History of digital audio

By its nature, sound is an oscillatory movement of particles in an elastic medium that propagates in the form of waves. After it became clear that sound represents such vibrations, the idea came up of recording them by repeating the shape on solid material.

So, in 1877, Thomas Edison created a phonograph, a device for the mechanical recording and reproduction of sound. And in 1888, the German E. Berliner invented the gramophone – the era of gramophone records began, which became the first massive carriers of audio information.
Thomas Edison and his phonograph
FIG. Inventor Thomas Edison and His Record Making: The Phonograph
Having studied the laws of electromagnetism, man made successful experiments to convert sound waves into electromagnetic waves and preserve them. This is how magnetic tape appeared, which became widespread in the middle of the 20th century.
For digital technology to store, process, and reproduce sound, it is converted to digital format by an analog-to-digital converter (ADC), which converts an analog signal into a sequence of numbers. This is called Pulse Code Modulation (PCM).
It happens like this: the ADC measures the amplitude of an analog signal many times per second and outputs the results in the form of numbers. However, the measurement result does not exactly match a continuous electrical signal: it depends on the number of measurements and their precision.
The frequency at which the measurements are taken is called the sample rate, and the precision of the amplitude measurements indicates the number of bits used to indicate the result of the measurement. This parameter is called the bit depth. For example, if the sampling frequency is 44.1 kHz, this means that the signal is measured 44 100 times in one second.

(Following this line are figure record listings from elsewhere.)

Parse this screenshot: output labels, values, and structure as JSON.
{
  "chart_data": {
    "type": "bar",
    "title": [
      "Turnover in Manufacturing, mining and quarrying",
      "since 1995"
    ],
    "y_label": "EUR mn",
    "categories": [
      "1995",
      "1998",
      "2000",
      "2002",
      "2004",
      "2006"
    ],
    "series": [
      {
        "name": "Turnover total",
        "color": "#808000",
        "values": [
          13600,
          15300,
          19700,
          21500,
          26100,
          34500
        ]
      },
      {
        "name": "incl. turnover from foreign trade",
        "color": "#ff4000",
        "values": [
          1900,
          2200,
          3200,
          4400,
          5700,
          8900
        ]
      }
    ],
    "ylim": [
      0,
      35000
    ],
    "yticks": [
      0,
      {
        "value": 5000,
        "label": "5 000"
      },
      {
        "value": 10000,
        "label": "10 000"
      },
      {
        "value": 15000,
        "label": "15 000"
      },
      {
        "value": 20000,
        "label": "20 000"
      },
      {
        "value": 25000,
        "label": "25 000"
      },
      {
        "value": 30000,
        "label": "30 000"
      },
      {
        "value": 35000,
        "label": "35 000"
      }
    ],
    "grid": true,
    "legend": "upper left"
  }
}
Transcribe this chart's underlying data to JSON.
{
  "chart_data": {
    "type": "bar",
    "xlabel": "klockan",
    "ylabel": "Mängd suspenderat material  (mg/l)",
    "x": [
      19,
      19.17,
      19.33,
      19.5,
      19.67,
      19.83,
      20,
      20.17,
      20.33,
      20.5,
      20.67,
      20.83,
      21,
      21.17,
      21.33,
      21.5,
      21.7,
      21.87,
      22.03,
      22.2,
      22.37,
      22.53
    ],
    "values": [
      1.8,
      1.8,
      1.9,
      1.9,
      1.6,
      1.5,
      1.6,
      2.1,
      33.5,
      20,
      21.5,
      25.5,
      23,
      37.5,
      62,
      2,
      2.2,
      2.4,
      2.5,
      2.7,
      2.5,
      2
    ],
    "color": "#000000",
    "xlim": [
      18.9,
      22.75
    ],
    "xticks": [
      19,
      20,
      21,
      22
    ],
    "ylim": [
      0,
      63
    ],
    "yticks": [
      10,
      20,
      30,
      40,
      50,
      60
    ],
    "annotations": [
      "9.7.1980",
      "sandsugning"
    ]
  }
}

For the analog signal to be accurately reconstructed from its samples, the sample rate must be twice the maximum audio frequency. That is, if the analog signal contains frequency components from 0 Hz to 20 Hz, then the frequency of its sampling must be at least 40 kHz.
Digital audio formats
Of course, for digitized sound to be stored, transmitted, and converted, there must be certain digital sound standards – audio formats. Today, there are many such formats, each of which uses its own sound processing algorithm. They also differ in the information carriers.
The most popular and widespread in the field of home use today are ordinary music CDs – CDs. There are also relatively new recording formats, Super Audio Compact Disk (SACD) and DVD-Audio (or simply DVD-A). In addition, formats that use digital data compression have become widespread.
The most popular among them is MPEG-1/2 / 2.5 Layer 3 (MP3). Microsoft also did not stay away from the sound industry, as it developed its own compression algorithm, WMA, which is also actively promoted in the market.
New audio file formats appear every year, but no player on the market supports the playback of all formats.
In fact, the term MP3 player is only correct for players that support the MP3 format. Let’s see what’s what in audio formats.
Before looking at the various audio file formats (codecs), let’s take a look at a few terms.
Bitrate
Bit rate is the space required for 1 second of music. With a bit rate of 128 kbps (kilobits per second) = 16 kbps (kilobytes per second), approximately 5 megabytes are needed for 5 minutes of music.
The higher the bit rate, the higher the quality of the music. But this as long as the bit rate of the original format is higher than the bit rate of the encoded format. By compressing a CD to MP3 at 320 kbps, you get better sound quality than 128 kbps, but converting from 128 kbps to 320 kbps will not improve the quality and may even degrade it.
Often times a 128kbps bit rate masquerades as CD quality, but this is not actually the case. If you have enough high-quality equipment, you will hear it immediately. Manufacturers like to give an estimate of the number of songs that go into a player at a very low bit rate, and many consumers are unaware that audio files vary in size. Therefore, you should not rely on the numbers in the advertisements, in fact, much less the songs in your collection can fit in the player.
Compression
Uncompressed audio takes up a lot of space. To reduce the size of audio files in formats such as MP3, programs cut off the part of the frequency range that the human ear cannot hear.